What is this trade war?
Recently, there has been so much talk on the media about an ongoing trade war between the United States and the People’s Republic of China. Now, before we talk about the ‘How’ and ‘Why’, we need to first understand the ‘What’ and ‘When’. So, the first question is: what is this US-China trade war all about? And the second is; when did it start? The United States made an economic decision on March 8, 2018 to place tariffs – ranging from 10 percent on imported aluminum to 25 percent on steel – on their trading partners around the world. The European Union, Canada, China, and Mexico were affected and they have all responded in kind and implemented retaliatory tariffs on American goods. These tariffs zone in on agricultural, food and beverage products largely because the United States does not export many manufactured goods except for vehicles.
When Did the Trade War Start?
When China’s Commerce Ministry pointed fingers at the United States, claiming that they had launched a trade war and that China was going to respond in kind with similar tariffs for US imports, starting on July 6, 2018; the trade war we now currently witness began in earnest. The administration of President Donald Trump imposed tariffs on $250 billion worth of imported commodities from China, which makes up about half of all imports from China while China has in response declared tariffs on $110 billion of US exports
Another pertinent question is why, of all the affected trading partners, China has become the only country to have a protracted unpleasant exchange with the US. This is because China has more bargaining chips than any other country involved in the trade war. China currently holds $1 trillion worth of U.S. Treasury bonds. If it decides to stop buying new bonds or alternatively lets go of its holdings, it would cause increased yields and put pressure on the American government’s debt load. The Chinese government can also decide to implement tougher policies on U.S. companies who operate in China and hit them with stricter regulations.

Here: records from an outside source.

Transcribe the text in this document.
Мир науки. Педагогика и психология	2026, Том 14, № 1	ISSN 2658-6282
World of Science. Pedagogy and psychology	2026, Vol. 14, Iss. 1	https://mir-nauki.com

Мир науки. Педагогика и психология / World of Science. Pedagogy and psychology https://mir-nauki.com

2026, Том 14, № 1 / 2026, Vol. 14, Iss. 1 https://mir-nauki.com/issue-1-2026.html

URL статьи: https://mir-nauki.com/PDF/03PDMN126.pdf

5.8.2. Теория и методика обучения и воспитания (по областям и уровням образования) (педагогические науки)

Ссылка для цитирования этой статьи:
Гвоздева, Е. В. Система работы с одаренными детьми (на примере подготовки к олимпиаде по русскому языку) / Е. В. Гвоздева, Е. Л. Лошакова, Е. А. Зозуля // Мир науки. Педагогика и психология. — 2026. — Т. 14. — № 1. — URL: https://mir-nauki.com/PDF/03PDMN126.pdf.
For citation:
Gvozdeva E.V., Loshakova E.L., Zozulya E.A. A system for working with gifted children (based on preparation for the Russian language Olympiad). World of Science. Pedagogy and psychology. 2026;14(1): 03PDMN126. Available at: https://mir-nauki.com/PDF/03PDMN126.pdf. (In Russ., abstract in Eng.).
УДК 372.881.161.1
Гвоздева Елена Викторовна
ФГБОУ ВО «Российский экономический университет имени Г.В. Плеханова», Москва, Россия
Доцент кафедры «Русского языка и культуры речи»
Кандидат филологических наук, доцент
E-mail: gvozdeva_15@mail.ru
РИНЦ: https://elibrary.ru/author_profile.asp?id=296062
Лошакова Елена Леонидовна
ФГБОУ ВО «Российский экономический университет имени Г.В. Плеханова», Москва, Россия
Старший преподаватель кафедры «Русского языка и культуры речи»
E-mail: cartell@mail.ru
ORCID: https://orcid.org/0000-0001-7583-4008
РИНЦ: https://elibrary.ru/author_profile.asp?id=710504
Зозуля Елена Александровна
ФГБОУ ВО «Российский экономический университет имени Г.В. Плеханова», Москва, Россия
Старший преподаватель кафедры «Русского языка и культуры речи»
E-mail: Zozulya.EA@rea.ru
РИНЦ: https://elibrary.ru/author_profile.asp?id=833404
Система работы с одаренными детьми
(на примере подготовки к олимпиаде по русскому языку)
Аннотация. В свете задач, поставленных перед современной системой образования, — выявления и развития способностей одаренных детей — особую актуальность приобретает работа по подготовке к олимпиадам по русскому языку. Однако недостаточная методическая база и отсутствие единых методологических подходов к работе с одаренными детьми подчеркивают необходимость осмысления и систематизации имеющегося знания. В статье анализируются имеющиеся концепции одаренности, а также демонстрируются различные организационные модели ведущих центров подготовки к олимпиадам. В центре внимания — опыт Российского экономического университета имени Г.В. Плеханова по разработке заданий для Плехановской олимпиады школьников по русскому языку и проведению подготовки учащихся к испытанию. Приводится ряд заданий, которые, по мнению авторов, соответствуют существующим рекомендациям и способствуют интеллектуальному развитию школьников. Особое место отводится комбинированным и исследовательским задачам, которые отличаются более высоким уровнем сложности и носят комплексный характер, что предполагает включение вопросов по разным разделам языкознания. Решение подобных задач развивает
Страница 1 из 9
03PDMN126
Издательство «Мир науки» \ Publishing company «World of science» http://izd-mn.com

How Does This Stand-off Affect Online Business?
These outrageous increase in old tariffs and imposition of new ones spell trouble for all businesses affected by them.
Increase in Manufacturing Cost
Added tariffs on the imported raw materials needed for production of commodities simply means that production cost will increase. Some people might argue that it will boost local industry, like in the case of the U.S., that’s a possibility. However, the upside is too high to see and the downside is too steep. America’s major export are automobiles and they require a lot of Steel and Aluminum in their manufacturing process. The new tariffs will ultimately make these raw materials to be in shorter supply than usual, thereby increasing the cost of these raw materials even when they are locally acquired. That alongside a high cost of importation puts a lot of pressure on manufactures.
Cross Border E-Commerce
Cross border e-commerce offers a business environment where companies and consumers can easily find each other, regardless of their country. Customers can, with little or no efforts, select from a variety of products based on the quality of the products and the price. Businesses have an opportunity to meet new suppliers as well as new buyers, they can also diversify, thereby reducing their allegiance to a single market. With China being the number one destination of international e-commerce, closely followed by the United States, a trade war between these two will not only take away most of the opportunities offered by cross border e-commerce but the standoff will also cripple cross border e-commerce and even threaten the very foundation of e-commerce all over the world.
Disruption of Supply Chain
The system of organizations, people, resources and activities which are involved in the movement of products and services from supplier to consumer make up the supply chain. The activities of this system involve the transformation of natural resources and raw materials into finished products, delivered to the final consumer. This system takes charge of the entire logistics of a company. Most industries have a complex supply chain. A mobile phone manufactured in Japan might have its part assembled in China or some other part of the world. Likewise, a vehicle whose engine is manufactured in Germany, can have its transmission system from Canada, its GPS from Mexico and finally be assembled in the United States. This supply chain built over the years is very much under threat by this trade war.
Banks and lenders who facilitate trade both in China and the United states are bracing themselves for a possible hard hit of revenue loss. These financial institutions that mostly provide finance for cross border e-commerce and trade in general have complained of the effect of a drop-in margin, especially in Asia. This is bound to get even worse as the trade dispute between the two biggest economies in the world intensifies. At the moment, there are speculations that Global revenue for trade and finance which includes import and export will take a big plunge in the coming weeks. Consequently, e-commerce financiers in Asia are talking to their clients on the implications of the trade dispute on their wide supply chain and their business in general.
If the Rational Actor Model of decision-making is anything to go by, we can assume that these world leaders and their advisers, involved in this fiery exchange have analyzed all their plausible options and decided that what we currently see is the best political and economic action to take. This here also shows that politics across nations is not so much about the nature of government than it is about the personality of the apex leader. While these two big whigs fight, the rest of the world watches on, every now and then feeling heavy impacts of the tussle. Since the world has turned to the Internet, virtual relations and digitalized processes, much of what the everyday consumer depends on originates from online transactions. The heavy effects will not be felt if there are alternative sources of production and supply. But China has carved a niche for itself in world manufacture and trade, in terms of skilled labour and quality of goods. The US might not easily escape the battle unscathed, while China may secure minimal damages.